Neuer Verteidigungsminister Pistorius mit vollem Programm gestartet
Der neue Verteidigungsminister Boris Pistorius hat sein Amt angetreten – gleich mit vollem Programm. Unmittelbar nach Amtsantritt empfing er im Berliner Bendlerblock seinen US-Kollegen Lloyd Austin und hatte damit gleich als ersten Programmpunkt die Frage der Waffenlieferungen an die Ukraine. Der neue Chef des Wehrressorts nannte als eine wesentliche Aufgabe, die Bundeswehr jetzt und schnell stark zu machen – und kündigte an, dass es weiterhin Unterstützung der Ukraine auch mit Material aus der Bundeswehr geben werde.
Der bisherige niedersächsische Innenminister war erst Anfang der Woche von Bundeskanzler Olaf Scholz gebeten worden, das Verteidigungsministerium zu übernehmen. Zuvor war die vorangegangene Amtsinhaberin Christine Lambrecht von diesem Posten zurückgetreten. Pistorius erhielt am (heutigen) Donnerstagmorgen von Bundespräsident Frank-Walter Steinmeier seine Ernennungsurkunde, ehe er im Bundestag als neues Kabinettsmitglied vereidigt wurde. Dabei verzichtete der SPD-Politiker auf die religiöse Formel so wahr mir Gott helfe.
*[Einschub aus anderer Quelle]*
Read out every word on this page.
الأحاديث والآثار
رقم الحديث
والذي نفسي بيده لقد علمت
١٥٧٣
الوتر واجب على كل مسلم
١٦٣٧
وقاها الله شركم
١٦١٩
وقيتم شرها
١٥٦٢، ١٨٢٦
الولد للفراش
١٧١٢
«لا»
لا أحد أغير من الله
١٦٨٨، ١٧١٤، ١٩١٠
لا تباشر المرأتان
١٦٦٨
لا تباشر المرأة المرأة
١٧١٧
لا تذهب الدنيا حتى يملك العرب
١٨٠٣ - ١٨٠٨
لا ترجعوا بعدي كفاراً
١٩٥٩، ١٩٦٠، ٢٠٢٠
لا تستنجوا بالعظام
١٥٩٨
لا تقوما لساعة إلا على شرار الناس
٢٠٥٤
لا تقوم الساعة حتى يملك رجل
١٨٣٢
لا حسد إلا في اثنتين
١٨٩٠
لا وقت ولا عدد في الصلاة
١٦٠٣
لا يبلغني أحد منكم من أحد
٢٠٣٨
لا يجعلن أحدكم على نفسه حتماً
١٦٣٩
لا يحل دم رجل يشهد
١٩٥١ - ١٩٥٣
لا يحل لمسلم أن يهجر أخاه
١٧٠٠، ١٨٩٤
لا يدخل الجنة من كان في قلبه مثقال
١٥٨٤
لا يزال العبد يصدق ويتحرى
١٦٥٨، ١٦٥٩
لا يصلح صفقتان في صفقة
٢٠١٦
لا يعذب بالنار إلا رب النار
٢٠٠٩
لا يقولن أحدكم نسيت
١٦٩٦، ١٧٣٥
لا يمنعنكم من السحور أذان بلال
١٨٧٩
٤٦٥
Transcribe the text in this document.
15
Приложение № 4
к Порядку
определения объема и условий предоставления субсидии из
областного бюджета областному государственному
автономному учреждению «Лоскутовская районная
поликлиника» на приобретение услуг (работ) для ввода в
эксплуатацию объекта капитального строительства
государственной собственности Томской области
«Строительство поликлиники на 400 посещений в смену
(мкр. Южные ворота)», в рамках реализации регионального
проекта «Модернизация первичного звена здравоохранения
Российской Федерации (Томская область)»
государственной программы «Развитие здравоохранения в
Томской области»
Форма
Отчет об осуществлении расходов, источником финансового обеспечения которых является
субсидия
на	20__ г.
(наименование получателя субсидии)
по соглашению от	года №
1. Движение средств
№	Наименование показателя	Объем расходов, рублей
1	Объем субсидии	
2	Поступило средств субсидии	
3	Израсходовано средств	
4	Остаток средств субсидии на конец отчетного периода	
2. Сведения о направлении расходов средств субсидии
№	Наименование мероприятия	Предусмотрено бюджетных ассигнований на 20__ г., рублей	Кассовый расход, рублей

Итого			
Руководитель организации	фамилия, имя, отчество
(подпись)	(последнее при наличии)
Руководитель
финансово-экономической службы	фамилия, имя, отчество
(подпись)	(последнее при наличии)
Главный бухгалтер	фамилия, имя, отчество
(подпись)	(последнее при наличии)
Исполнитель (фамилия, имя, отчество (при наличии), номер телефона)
Unmittelbar danach wurde der neue Minister im Bendlerblock, dem Berliner Sitz des Verteidigungsministeriums, offiziell von Generalinspekteur Eberhard Zorn mit militärischen Ehren empfangen – aber auch von seiner Amtsvorgängerin. (Im Unterschied zu deren Empfang im Ministerium im Dezember 2021; die damalige Ministerin Annegret Kramp-Karrenbauer wollte nicht dabeisein.) Nach Begrüßung mit Musik- und Ehrenzug und einem kurzen Pressestatement folgte das Treffen mit dem US-Minister.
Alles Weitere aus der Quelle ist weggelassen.